Воры до самой вахты провожали их, звеня пиками, нагоняя на полковника страх. Когда он открыл дверь, из толпы крикнули:
– Скажи спасибо лейтенанту, что с ним в зону заходил.
Поскольку воры на уговоры не поддаются, полковник, собрав администрацию, предложил силами батальона войск МВД захватить колонию. Но встал вопрос: как это сделать? Оружие применять нельзя: малолетки. Тогда Беспалов сказал:
– Колонию захватить можно. И обойдемся без жертв. Я несколько раз заходил ночью и утром. Они всю ночь не спят, а засыпают под утро. Когда уснут, можно захватить врасплох. Вот только они рядом с кроватями ставят пики.
Посоветовавшись, колонию решили захватить. В лесу вырубили длинные березовые палки, и, едва забрезжил рассвет, триста солдат тихо прошли по зоне и растеклись по отрядам. Парни мертвецки спали.
Организаторам массовых беспорядков добавили срока и разбросали по зонам, а в колонии ввели актив.
Вскоре шекснинскую малолетку расформировали и привезли взросляков.
8
На разводе Павлуха после приветствия медленно обходил строй, вглядываясь в ребят. На некоторых он задерживал взгляд, как бы читая по их лицам, что они думают, а по большинству скользил взглядом, не удосуживая вниманием.

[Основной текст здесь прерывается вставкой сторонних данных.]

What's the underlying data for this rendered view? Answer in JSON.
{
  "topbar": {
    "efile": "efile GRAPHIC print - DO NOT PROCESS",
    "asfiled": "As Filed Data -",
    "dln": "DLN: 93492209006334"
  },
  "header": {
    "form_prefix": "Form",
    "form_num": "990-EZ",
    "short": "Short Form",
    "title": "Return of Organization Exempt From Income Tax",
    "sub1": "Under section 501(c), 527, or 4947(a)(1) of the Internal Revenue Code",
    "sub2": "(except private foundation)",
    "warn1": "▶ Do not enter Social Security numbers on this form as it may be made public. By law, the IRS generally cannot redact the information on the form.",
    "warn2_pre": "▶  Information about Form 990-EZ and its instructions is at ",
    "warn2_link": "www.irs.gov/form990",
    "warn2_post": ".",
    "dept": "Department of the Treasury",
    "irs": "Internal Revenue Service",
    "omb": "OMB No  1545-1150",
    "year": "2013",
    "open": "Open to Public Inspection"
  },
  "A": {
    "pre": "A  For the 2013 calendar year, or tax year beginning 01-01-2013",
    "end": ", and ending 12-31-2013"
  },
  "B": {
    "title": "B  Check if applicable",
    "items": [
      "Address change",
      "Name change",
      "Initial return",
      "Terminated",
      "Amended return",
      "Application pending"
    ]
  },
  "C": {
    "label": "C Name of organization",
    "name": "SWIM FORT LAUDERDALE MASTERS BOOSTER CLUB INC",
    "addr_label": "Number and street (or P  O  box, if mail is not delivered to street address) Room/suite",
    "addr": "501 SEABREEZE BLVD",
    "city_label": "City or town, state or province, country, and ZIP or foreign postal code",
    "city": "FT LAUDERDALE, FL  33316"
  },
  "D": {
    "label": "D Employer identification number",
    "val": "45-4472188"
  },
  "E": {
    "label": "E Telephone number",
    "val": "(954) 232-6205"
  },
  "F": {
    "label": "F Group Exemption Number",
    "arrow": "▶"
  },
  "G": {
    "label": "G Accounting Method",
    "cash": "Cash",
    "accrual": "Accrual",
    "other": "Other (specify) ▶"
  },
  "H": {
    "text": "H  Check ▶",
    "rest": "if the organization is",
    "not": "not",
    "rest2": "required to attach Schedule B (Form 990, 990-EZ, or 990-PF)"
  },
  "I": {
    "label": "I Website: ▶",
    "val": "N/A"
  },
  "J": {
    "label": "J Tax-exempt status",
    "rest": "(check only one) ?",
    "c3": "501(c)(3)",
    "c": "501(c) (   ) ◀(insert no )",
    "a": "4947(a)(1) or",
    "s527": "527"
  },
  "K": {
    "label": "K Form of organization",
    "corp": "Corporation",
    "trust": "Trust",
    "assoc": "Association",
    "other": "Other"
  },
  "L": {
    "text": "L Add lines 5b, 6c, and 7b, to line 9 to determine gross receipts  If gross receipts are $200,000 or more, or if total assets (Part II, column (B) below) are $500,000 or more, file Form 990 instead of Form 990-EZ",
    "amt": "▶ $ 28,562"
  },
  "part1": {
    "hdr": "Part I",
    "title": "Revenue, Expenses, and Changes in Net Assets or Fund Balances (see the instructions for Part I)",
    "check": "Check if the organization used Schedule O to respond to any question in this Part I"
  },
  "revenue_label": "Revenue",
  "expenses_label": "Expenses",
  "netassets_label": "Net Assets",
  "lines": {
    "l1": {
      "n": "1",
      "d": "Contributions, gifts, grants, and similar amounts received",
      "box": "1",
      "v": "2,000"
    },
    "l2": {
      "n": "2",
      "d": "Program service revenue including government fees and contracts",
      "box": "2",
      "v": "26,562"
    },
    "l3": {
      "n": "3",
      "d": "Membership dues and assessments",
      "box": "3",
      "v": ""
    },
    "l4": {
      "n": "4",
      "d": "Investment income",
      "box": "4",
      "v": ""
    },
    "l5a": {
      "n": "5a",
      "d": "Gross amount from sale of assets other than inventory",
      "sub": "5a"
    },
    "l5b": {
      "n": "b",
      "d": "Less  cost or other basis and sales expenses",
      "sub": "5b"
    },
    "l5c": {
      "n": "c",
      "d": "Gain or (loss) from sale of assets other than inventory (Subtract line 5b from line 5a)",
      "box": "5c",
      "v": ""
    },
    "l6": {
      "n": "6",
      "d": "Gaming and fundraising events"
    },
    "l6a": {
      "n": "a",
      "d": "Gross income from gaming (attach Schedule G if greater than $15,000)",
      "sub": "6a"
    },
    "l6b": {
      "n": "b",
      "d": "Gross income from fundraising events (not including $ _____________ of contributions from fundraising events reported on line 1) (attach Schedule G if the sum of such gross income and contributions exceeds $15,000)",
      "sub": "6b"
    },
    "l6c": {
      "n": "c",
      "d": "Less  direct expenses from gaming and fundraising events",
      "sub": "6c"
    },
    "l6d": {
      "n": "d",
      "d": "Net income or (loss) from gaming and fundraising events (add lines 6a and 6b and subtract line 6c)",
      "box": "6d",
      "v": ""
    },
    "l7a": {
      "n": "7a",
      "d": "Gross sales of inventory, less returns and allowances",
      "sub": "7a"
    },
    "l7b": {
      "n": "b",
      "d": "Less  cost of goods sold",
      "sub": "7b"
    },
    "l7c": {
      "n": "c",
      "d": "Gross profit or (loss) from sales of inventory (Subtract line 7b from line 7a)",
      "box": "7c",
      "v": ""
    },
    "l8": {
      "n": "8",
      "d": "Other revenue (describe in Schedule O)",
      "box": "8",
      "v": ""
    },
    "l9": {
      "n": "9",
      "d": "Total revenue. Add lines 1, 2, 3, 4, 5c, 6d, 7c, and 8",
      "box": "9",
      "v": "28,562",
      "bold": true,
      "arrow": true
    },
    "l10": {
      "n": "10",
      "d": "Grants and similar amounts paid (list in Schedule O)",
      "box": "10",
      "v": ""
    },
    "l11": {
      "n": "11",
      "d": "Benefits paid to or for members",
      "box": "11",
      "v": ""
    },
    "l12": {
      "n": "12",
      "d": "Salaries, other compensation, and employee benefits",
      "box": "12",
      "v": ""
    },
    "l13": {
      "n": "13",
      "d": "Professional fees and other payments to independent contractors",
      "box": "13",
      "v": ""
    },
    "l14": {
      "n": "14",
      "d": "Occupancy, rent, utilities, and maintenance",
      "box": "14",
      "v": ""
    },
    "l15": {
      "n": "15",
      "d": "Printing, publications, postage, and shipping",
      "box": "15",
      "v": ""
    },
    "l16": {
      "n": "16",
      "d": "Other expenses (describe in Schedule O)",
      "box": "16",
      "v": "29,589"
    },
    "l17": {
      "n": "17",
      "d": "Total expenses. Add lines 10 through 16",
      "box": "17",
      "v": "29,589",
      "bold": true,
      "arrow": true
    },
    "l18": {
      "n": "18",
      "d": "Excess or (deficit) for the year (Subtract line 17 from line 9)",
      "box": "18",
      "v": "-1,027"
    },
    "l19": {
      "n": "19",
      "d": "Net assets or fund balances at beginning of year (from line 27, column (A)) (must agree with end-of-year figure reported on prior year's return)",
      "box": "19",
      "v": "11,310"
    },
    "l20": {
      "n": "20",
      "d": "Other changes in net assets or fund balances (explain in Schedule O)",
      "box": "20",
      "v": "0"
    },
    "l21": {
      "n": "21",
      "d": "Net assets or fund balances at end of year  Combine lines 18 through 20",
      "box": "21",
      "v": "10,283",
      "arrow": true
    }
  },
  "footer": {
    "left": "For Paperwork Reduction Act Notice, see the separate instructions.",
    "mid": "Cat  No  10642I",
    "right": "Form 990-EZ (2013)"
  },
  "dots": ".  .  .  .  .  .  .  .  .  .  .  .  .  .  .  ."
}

Такой осмотр Павлуха делал часто. Кто-то не хотел с ним встречаться и опускал глаза, кто-то во второй шеренге прятался за спину, но большинство ребят не отводили взгляд. Это было утреннее промывание мозгов. Если кто-то замыслил нехорошее, взгляд Павлухи, колкий, цепкий, говорил: «Брось, не вздумай сделать, я знаю об этом, не выйдет у тебя ничего».
Глаз давно получил ответ от начальника уголовного розыска капитана Бородина. Бородин писал, что факты, изложенные в письме, не соответствуют действительности. Выходило: сестру никто не грабил. Но вот сегодня Павлуха вызвал Глаза и сказал:
– Тебе ответ на жалобу, — и протянул почтовую открытку.
Глаз прочитал: «Сообщается, что Ваша жалоба на непринятие мер к расследованию преступления в г. Заводоуковске Тюменской области проверяется прокуратурой Тюменской области».
Павлуха, посмотрев на Глаза, сказал:
– Теперь жди ответ из прокуратуры Тюменской области.
Ответ из прокуратуры Тюменской области: так и не пришел. И не стал больше Глаз писать жалоб.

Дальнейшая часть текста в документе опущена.